Geograph.id – Semakin banyak deforestasi dan pencemaran air akibat aktivitas industri ekstraktif membuat masalah lingkungan Indonesia mengalami kerusakan parah. Data terbaru menunjukkan bahwa kehilangan tutupan hutan dan pencemaran sungai akibat pertambangan terus meningkat. Meskipun demikian, kebijakan yang dibuat oleh pemerintah dianggap belum cukup untuk menangani masalah ini.

 

Deforestasi Mengkhawatirkan

Data terbaru dari Global Forest Watch menunjukkan bahwa Indonesia akan kehilangan sekitar 6,4 juta hektare hutan hingga tahun 2023. Dibandingkan tahun sebelumnya, angka ini menunjukkan peningkatan yang signifikan. Ekspansi perkebunan kelapa sawit dan pertambangan nikel merupakan penyebab utama. Meskipun pemerintah berjanji untuk menghentikan deforestasi pada tahun 2030, janji tersebut tampaknya belum terpenuhi. Kurangnya pengawasan dan banyaknya tindakan ilegal justru membuat deforestasi semakin parah di beberapa wilayah, seperti Kalimantan dan Sumatra. Karena kurangnya pengawasan dan banyaknya tindakan ilegal, deforestasi bahkan lebih parah di beberapa daerah, seperti Kalimantan dan Sumatra.

“Kami melihat peningkatan tajam dalam kehilangan tutupan hutan, terutama di Kalimantan dan Sumatra,” ujar Kiki Taufik, Kepala Kampanye Hutan Global Greenpeace Indonesia. Ia menambahkan bahwa masyarakat lokal mengalami dampak terbesar akibat aktivitas industri yang mengabaikan regulasi lingkungan.

Lebih dari 60% deforestasi terjadi di wilayah yang seharusnya dilindungi, menurut data yang dikumpulkan oleh Kementerian Lingkungan Hidup dan Kehutanan (KLHK). Perusahaan besar sering kali memanfaatkan celah hukum untuk memperluas lahan industri, yang menyebabkan habitat satwa liar berkurang dan risiko bencana alam seperti banjir dan tanah longsor meningkat. Kalimantan Timur, Papua, dan Riau adalah beberapa daerah yang paling terpengaruh.

 

Pencemaran Air Akibat Pertambangan

Pertambangan nikel meningkatkan kerusakan lingkungan di Sulawesi. Limbah tambang membuat air sungai yang dulunya menjadi sumber kehidupan masyarakat berwarna merah kecoklatan. Lebih dari setengah dari sumber air di daerah pertambangan telah tercemar logam berat, menurut organisasi lingkungan WALHI. Selain itu, pencemaran ini mengurangi hasil tangkapan ikan dan merusak terumbu karang di sekitar perairan pesisir.

“Penambangan nikel memang memberikan keuntungan ekonomi, tetapi ekosistem yang sangat berharga juga terancam,” ujar Prof.
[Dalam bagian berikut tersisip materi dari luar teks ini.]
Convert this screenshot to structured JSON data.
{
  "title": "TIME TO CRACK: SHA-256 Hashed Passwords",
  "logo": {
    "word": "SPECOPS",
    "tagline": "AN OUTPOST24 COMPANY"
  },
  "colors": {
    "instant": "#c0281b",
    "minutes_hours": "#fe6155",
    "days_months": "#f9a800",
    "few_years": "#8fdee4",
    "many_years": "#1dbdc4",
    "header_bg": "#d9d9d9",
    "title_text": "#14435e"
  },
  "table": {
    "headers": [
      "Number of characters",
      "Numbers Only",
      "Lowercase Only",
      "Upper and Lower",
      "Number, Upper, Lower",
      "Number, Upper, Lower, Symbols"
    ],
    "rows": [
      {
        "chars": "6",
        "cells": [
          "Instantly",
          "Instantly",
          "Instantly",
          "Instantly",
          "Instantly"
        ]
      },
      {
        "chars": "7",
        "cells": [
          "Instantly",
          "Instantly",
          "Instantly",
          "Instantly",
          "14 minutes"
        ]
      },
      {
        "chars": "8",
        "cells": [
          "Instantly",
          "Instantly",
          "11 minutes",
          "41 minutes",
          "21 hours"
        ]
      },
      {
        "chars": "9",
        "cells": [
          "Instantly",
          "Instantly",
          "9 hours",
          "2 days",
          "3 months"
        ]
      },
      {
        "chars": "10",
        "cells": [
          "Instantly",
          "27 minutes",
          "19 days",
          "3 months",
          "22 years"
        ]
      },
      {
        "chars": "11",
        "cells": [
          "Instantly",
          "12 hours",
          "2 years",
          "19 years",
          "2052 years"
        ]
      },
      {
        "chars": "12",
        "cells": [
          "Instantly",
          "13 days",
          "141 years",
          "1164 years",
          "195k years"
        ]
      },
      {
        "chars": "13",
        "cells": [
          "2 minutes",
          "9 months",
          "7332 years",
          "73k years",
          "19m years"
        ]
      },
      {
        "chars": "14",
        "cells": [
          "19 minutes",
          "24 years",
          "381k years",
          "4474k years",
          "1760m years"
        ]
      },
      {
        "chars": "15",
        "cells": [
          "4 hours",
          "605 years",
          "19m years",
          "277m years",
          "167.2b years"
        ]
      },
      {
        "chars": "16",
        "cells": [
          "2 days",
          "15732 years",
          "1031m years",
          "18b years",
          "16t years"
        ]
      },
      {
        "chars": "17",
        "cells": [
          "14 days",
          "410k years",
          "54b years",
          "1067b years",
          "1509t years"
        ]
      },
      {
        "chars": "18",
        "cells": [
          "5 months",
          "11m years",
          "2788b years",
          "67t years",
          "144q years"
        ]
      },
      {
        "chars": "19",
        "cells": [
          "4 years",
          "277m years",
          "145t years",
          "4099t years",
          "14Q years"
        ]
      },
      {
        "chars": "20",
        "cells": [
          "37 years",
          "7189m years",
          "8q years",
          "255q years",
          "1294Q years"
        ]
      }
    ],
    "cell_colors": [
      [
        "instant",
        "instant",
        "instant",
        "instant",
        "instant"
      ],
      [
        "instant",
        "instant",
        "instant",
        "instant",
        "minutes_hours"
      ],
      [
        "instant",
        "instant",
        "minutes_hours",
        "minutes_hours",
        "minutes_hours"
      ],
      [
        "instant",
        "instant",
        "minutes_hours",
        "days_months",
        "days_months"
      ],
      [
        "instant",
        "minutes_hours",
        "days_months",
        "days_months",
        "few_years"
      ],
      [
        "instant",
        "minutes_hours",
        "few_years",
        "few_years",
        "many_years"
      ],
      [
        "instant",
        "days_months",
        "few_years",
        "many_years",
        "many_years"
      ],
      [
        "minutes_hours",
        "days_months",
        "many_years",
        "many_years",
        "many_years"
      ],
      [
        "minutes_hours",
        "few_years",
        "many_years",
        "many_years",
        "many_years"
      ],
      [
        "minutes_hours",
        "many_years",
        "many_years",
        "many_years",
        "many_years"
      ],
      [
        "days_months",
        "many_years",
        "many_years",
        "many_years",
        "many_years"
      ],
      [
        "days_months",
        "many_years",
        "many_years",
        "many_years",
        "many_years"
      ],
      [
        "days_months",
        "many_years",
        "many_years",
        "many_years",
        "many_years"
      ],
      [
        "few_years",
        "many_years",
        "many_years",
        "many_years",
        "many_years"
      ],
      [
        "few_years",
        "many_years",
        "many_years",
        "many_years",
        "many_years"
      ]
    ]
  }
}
Emil Salim, pakar lingkungan dari Universitas Indonesia. Ia menekankan pentingnya keseimbangan antara eksploitasi sumber daya dan kelestarian lingkungan.

Masyarakat sekitar merasakan dampak pencemaran air ini secara langsung. Orang-orang yang dulunya bergantung pada sungai untuk kebutuhan sehari-hari seperti mandi, mencuci, dan minum sekarang harus mencari sumber air lain. Selain itu, paparan air yang tercemar dilaporkan menyebabkan peningkatan kasus penyakit kulit dan gangguan pernapasan.

 

Kebijakan Mengelola Kerusakan Lingkungan Masih Lemah

Salah satu kebijakan pemerintah untuk mengatasi kerusakan lingkungan adalah UU No. 32 Tahun 2009 tentang Perlindungan dan Pengelolaan Lingkungan Hidup, yang mewajibkan perusahaan untuk melakukan AMDAL (Analisis Mengenai Dampak Lingkungan) sebelum memulai proyek dengan tujuan meningkatkan perencanaan lingkungan. Namun, implementasi kebijakan ini masih menghadapi banyak masalah.

Banyak pihak menganggap kebijakan tidak efektif meskipun sudah ada. Ekspansi perkebunan kelapa sawit dan pertambangan ilegal mengakibatkan kerusakan hutan yang semakin parah. Lebih dari 2.000 izin usaha pertambangan dicabut pada tahun 2022, tetapi masih ada banyak perusahaan yang beroperasi tanpa aturan yang jelas.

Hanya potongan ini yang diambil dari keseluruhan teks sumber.